Item #73091 POEMS ON SEVERAL OCCASIONS. William BROOME.
POEMS ON SEVERAL OCCASIONS
POEMS ON SEVERAL OCCASIONS

POEMS ON SEVERAL OCCASIONS

1727. Item #73091

BROOME, William. POEMS ON SEVERAL OCCASIONS. London: Bernard Lintot, 1727. Octavo. xiii(3)248pp. First edition. Fine frontispiece portrait engraved by George Vertue. Three pages of publisher's ads. Broome, a country clergyman, contributed the notes to Pope's Iliad (1715-20), and wrote eight of the 24 Books of "Pope's" translation of the Odyssey, published in 1725-6, as well as the Notes. He felt he received insufficient credit or payment for his work, and Samuel Johnson (in Lives of the Poets) said there was "more than coldness" between him and Pope. Facing the first page of text here is Broome's rather caustic "Advertisement:" "The Author has not inserted into this Collection any part of his translation of the Odyssey, published by Mr. Pope: he thought it an Imposition on the Public to swell this volume with Verses taken from a Work that is in the hands of almost every Reader." Johnson quoted a comic verse current at the time: "Pope came off clean with Homer, but they say/ Broome went before and kindly swept the way." Pope lampooned Broome in The Dunciad and Bathos.

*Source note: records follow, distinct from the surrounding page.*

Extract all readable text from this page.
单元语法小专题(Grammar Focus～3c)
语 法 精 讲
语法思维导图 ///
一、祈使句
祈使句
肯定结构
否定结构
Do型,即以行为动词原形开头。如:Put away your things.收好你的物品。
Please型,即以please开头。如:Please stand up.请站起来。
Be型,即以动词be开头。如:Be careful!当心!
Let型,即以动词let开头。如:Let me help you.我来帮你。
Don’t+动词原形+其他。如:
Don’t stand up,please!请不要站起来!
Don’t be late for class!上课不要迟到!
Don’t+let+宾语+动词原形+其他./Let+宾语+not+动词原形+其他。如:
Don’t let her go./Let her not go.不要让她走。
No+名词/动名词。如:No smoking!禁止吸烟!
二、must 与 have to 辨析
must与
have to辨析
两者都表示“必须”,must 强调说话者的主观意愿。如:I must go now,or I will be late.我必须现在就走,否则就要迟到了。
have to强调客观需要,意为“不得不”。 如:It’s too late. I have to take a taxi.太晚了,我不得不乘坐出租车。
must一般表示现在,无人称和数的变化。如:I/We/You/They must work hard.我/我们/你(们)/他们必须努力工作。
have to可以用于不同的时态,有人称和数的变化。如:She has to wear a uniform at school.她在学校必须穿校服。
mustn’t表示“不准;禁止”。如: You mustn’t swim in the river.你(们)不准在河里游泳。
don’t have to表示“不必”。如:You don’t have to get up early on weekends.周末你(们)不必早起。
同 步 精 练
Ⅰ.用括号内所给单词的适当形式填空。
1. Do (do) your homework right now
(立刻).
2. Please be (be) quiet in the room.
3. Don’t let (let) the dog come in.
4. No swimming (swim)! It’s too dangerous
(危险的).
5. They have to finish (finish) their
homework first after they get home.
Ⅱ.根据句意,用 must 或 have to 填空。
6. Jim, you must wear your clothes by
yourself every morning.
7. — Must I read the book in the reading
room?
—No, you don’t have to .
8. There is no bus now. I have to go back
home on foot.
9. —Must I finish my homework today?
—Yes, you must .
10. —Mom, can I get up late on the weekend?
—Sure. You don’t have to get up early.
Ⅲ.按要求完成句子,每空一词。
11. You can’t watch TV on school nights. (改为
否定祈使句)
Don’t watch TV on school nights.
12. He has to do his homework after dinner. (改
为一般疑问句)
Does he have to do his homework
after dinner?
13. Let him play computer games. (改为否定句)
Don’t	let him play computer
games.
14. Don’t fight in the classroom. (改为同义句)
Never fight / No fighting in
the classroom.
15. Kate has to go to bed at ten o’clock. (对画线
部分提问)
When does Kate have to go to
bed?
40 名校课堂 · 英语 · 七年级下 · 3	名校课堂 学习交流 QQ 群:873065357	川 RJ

Johnson called Broome an "excellent versifyer, his lines smooth and sonorous, his diction select and elegant," but admitted that he was not a great poet. Tipped-in on the flyleaf is a description of another copy of this edition from a Sotheby's catalogue of 1870, copied out in longhand. Contemporary calf boards, skillfully rebacked with black morocco spine labels. Scarce.